Le Syndicat national des praticiens de la santé publique (SNPSP) a décidé, mercredi dernier lors d’une réunion du conseil national qui s’est tenu à l’hôtel Lalla-Khedidja à Tizi-Ouzou, de réinvestir le terrain de la protestation. L’unique et seule alternative qui leur reste pour faire valoir leur plateforme de revendications, après épuisement de toutes les voies de négociations. Après avoir évalué les démarches entreprises par cette entité syndicale depuis près de deux ans pour faire aboutir leurs doléances, les participants à cet réunion des praticiens de la santé publique ont été tous unanimes à déplorer la non-prise en charge de leurs doléances par les autorités concernées. Le premier levier important négligé par les autorités, c’est bien le statut particulier dont « un avant-projet a été remis à une commission mixte depuis deux ans et qui n’arrive toujours pas à voir le jour », dira le président du Snpsp.

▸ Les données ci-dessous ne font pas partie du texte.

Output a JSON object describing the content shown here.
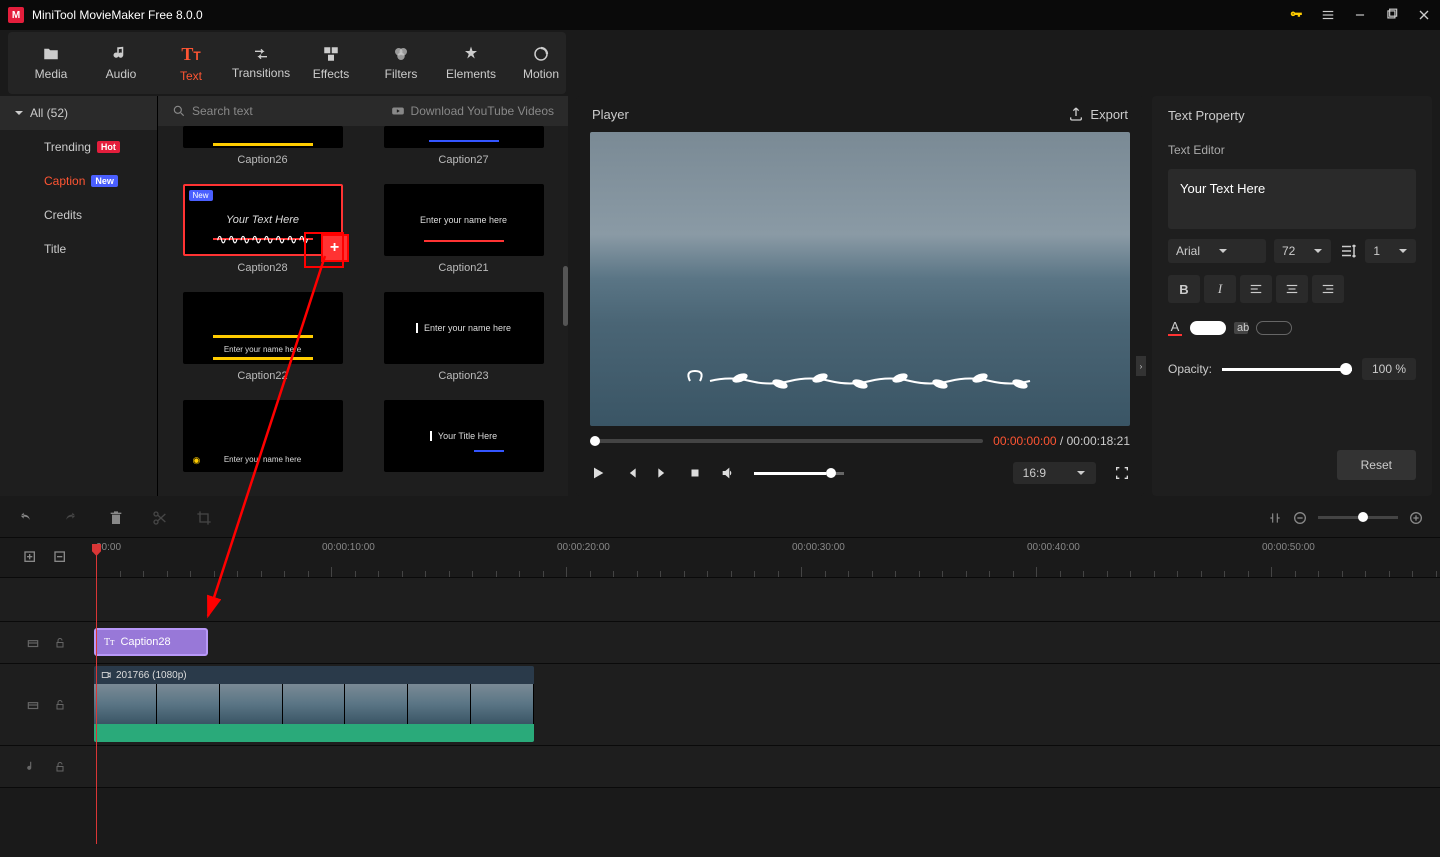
{
  "app": {
    "title": "MiniTool MovieMaker Free 8.0.0"
  },
  "topTabs": [
    {
      "label": "Media"
    },
    {
      "label": "Audio"
    },
    {
      "label": "Text"
    },
    {
      "label": "Transitions"
    },
    {
      "label": "Effects"
    },
    {
      "label": "Filters"
    },
    {
      "label": "Elements"
    },
    {
      "label": "Motion"
    }
  ],
  "sidebar": {
    "all": "All (52)",
    "items": [
      {
        "label": "Trending",
        "badge": "Hot"
      },
      {
        "label": "Caption",
        "badge": "New"
      },
      {
        "label": "Credits"
      },
      {
        "label": "Title"
      }
    ]
  },
  "assetToolbar": {
    "search": "Search text",
    "download": "Download YouTube Videos"
  },
  "assets": [
    {
      "label": "Caption26"
    },
    {
      "label": "Caption27"
    },
    {
      "label": "Caption28",
      "thumbText": "Your Text Here",
      "selected": true,
      "new": true
    },
    {
      "label": "Caption21",
      "thumbText": "Enter your name here"
    },
    {
      "label": "Caption22",
      "thumbText": "Enter your name here"
    },
    {
      "label": "Caption23",
      "thumbText": "Enter your name here"
    },
    {
      "label": "",
      "thumbText": "Enter your name here"
    },
    {
      "label": "",
      "thumbText": "Your Title Here"
    }
  ],
  "player": {
    "title": "Player",
    "export": "Export",
    "current": "00:00:00:00",
    "total": "00:00:18:21",
    "sep": " / ",
    "aspect": "16:9"
  },
  "props": {
    "title": "Text Property",
    "section": "Text Editor",
    "textValue": "Your Text Here",
    "font": "Arial",
    "size": "72",
    "line": "1",
    "opacityLabel": "Opacity:",
    "opacityVal": "100 %",
    "reset": "Reset",
    "abLabel": "ab"
  },
  "timeline": {
    "marks": [
      "00:00",
      "00:00:10:00",
      "00:00:20:00",
      "00:00:30:00",
      "00:00:40:00",
      "00:00:50:00"
    ],
    "textClip": "Caption28",
    "videoClip": "201766 (1080p)"
  }
}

Les syndicalistes se disent à cet effet, étonnés vis-à-vis de la no-promulgation de leur statut particulier. « Si tous les présents à cette rencontre étaient d’accord pour renouer avec la protesta, il fallait s’entendre sur les modalités de cette dernière », poursuit encore la même source. Les praticiens de la santé publique déplorent en outre, le fait que les primes et les indemnités sont calculées sur la base de l’ancien salaire de base. En marge des travaux du conseil, il a été décidé de déposer un préavis de grève dans une quinzaine de jours pour des grèves de trois jours cycliques chaque mois, qui seront ponctuées par des rassemblements devant les directions des wilayas de la santé et de la population. Il y a lieu de rappeler que le Snpsp a enclenché entre février et mars passés une grève illimitée qui a duré 28 jours avant que des négociations ne soient engagées, entre ledit syndicat et le ministère de la Santé. La doléance principale du cette organisation syndicale réside dans la reconnaissance de leur syndicat en tant que partenaire social à part entière.
Ils réclament également l’ouverture immédiate des négociations sur le régime indemnitaire, et la promulgation du statut particulier de la profession.